A circuit breaker includes a supporting insulator extending in an up and down direction, a fiber optic current transformer, and at least one arc extinguishing chamber disposed at an upper end of the supporting insulator, a top of the supporting insulator is provided with a supporting insulator upper flange, and the fiber current transformer comprises an optical fiber a current mutual inductance coil, wherein the optical fiber current mutual inductance coil is sleeved on the outer part of the flange of the supporting insulator, and the upper flange of the supporting insulator is electrically connected with the movable contact of the corresponding arc extinguishing chamber to make the current of the arc extinguishing chamber be the current of the optical fiber A conductor that passes through the inner bore of the mutual inductance coil.

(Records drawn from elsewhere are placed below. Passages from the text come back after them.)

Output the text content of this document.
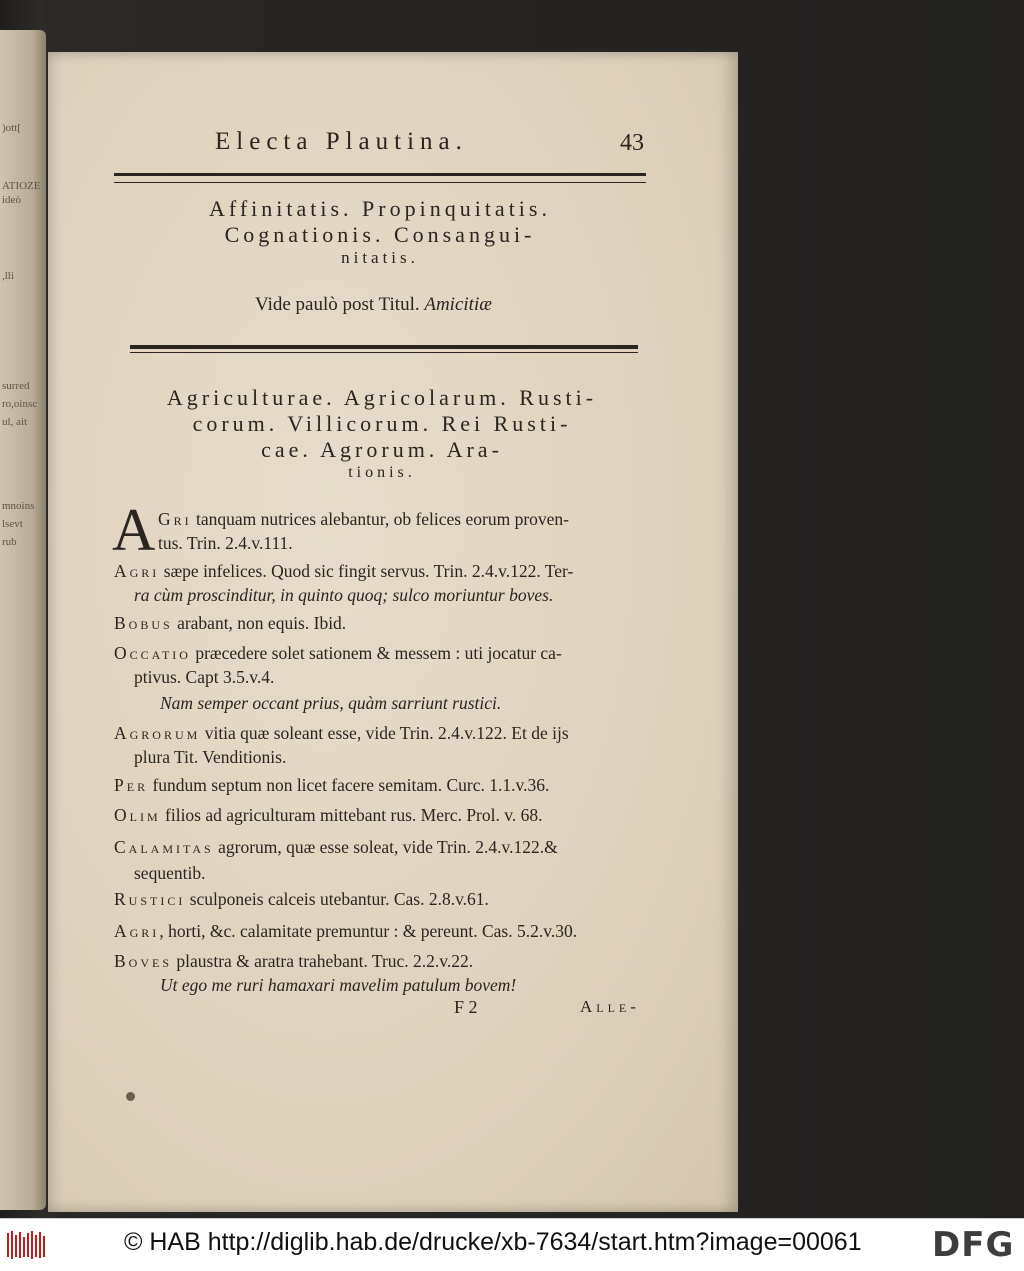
)ott[
ATIOZE
ideò
,lli
surred
ro,oinsc
ul, ait
mnoins
lsevt
rub
Electa Plautina.	43
Affinitatis. Propinquitatis.
Cognationis. Consangui-
nitatis.
Vide paulò post Titul. Amicitiæ
Agriculturae. Agricolarum. Rusti-
corum. Villicorum. Rei Rusti-
cae. Agrorum. Ara-
tionis.
A Gri tanquam nutrices alebantur, ob felices eorum proven-
tus. Trin. 2.4.v.111.
Agri sæpe infelices. Quod sic fingit servus. Trin. 2.4.v.122. Ter-
ra cùm proscinditur, in quinto quoq; sulco moriuntur boves.
Bobus arabant, non equis. Ibid.
Occatio præcedere solet sationem & messem : uti jocatur ca-
ptivus. Capt 3.5.v.4.
Nam semper occant prius, quàm sarriunt rustici.
Agrorum vitia quæ soleant esse, vide Trin. 2.4.v.122. Et de ijs
plura Tit. Venditionis.
Per fundum septum non licet facere semitam. Curc. 1.1.v.36.
Olim filios ad agriculturam mittebant rus. Merc. Prol. v. 68.
Calamitas agrorum, quæ esse soleat, vide Trin. 2.4.v.122.&
sequentib.
Rustici sculponeis calceis utebantur. Cas. 2.8.v.61.
Agri, horti, &c. calamitate premuntur : & pereunt. Cas. 5.2.v.30.
Boves plaustra & aratra trahebant. Truc. 2.2.v.22.
Ut ego me ruri hamaxari mavelim patulum bovem!
F 2	Alle-
© HAB http://diglib.hab.de/drucke/xb-7634/start.htm?image=00061 DFG
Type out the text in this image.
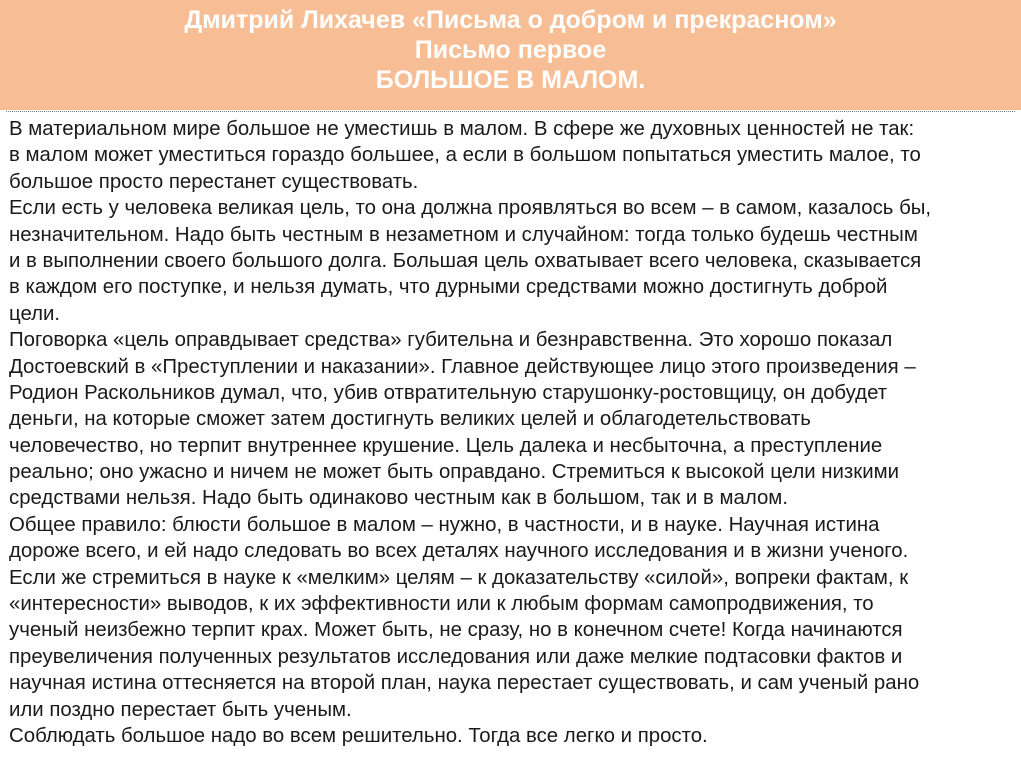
Дмитрий Лихачев «Письма о добром и прекрасном»
Письмо первое
БОЛЬШОЕ В МАЛОМ.
В материальном мире большое не уместишь в малом. В сфере же духовных ценностей не так:
в малом может уместиться гораздо большее, а если в большом попытаться уместить малое, то
большое просто перестанет существовать.
Если есть у человека великая цель, то она должна проявляться во всем – в самом, казалось бы,
незначительном. Надо быть честным в незаметном и случайном: тогда только будешь честным
и в выполнении своего большого долга. Большая цель охватывает всего человека, сказывается
в каждом его поступке, и нельзя думать, что дурными средствами можно достигнуть доброй
цели.
Поговорка «цель оправдывает средства» губительна и безнравственна. Это хорошо показал
Достоевский в «Преступлении и наказании». Главное действующее лицо этого произведения –
Родион Раскольников думал, что, убив отвратительную старушонку-ростовщицу, он добудет
деньги, на которые сможет затем достигнуть великих целей и облагодетельствовать
человечество, но терпит внутреннее крушение. Цель далека и несбыточна, а преступление
реально; оно ужасно и ничем не может быть оправдано. Стремиться к высокой цели низкими
средствами нельзя. Надо быть одинаково честным как в большом, так и в малом.
Общее правило: блюсти большое в малом – нужно, в частности, и в науке. Научная истина
дороже всего, и ей надо следовать во всех деталях научного исследования и в жизни ученого.
Если же стремиться в науке к «мелким» целям – к доказательству «силой», вопреки фактам, к
«интересности» выводов, к их эффективности или к любым формам самопродвижения, то
ученый неизбежно терпит крах. Может быть, не сразу, но в конечном счете! Когда начинаются
преувеличения полученных результатов исследования или даже мелкие подтасовки фактов и
научная истина оттесняется на второй план, наука перестает существовать, и сам ученый рано
или поздно перестает быть ученым.
Соблюдать большое надо во всем решительно. Тогда все легко и просто.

The circuit breaker according to claim 1, wherein the arc extinguishing chamber has two first arc extinguishing chambers and a second arc extinguishing chamber, and the upper end of the supporting insulator is provided with a triple box, a first arc extinguishing chamber and The second arc extinguishing chambers are respectively located at the left and right ends of the triple box, and the first arc extinguishing chamber is electrically connected to the upper flange of the supporting insulator through the conductive structure, and the upper flange of the supporting insulator is electrically connected with the triple box, and the triple box and the first box are eliminated. Arc chamber insulation connection.
The circuit breaker of claim 1 wherein said bottom ring of said upper flange of said support insulator is provided with a support boss for mounting the fiber optic current mutual inductance coil.
The circuit breaker according to claim 3, wherein the lower end of the triple box has a triple box lower flange fixed to the upper flange of the supporting insulator, and the lower flange of the triple box and the supporting boss formed at the bottom of the supporting insulator are formed. Fiber optic current mutual inductance coil installation space.
The circuit breaker according to claim 4, wherein a seal ring made of an insulating material for preventing entry of water and dust is provided outside the installation space of the optical fiber current mutual inductance coil.
The circuit breaker according to claim 5, wherein the sealing ring is disposed outside the installation space of the fiber-optic current mutual inductance coil by a fixing structure, and the fixing structure comprises a mounting boss disposed on a supporting platform supporting the upper flange of the insulator And a mounting groove provided at the lower surface of the lower flange of the triple box.
The circuit breaker according to any one of claims 4 to 6, wherein a transition piece is disposed between the upper flange of the support insulator and the lower flange of the triple box, and the transition piece and the support insulator are respectively The lower flange of the flange and the triple box are sealed and matched and electrically connected.
The circuit breaker according to claim 2, wherein said first arc extinguishing chamber comprises a movable contact holder, said electrically conductive structure comprising a baffle electrically connected to the movable contact holder and a flange for supporting the insulator The lower side of the support boss is electrically connected to the terminal block, and the other end of the terminal block is detachably and electrically connected to the baffle.
The circuit breaker according to claim 1, wherein the supporting insulator is a cylindrical structure, and the circuit breaker further comprises a transmission fiber for electrically connecting the optical fiber current mutual inductance coil to an acquisition unit of the intelligent component cabinet of the outside, The transmission fiber is pre-buried in the wall of the support insulator.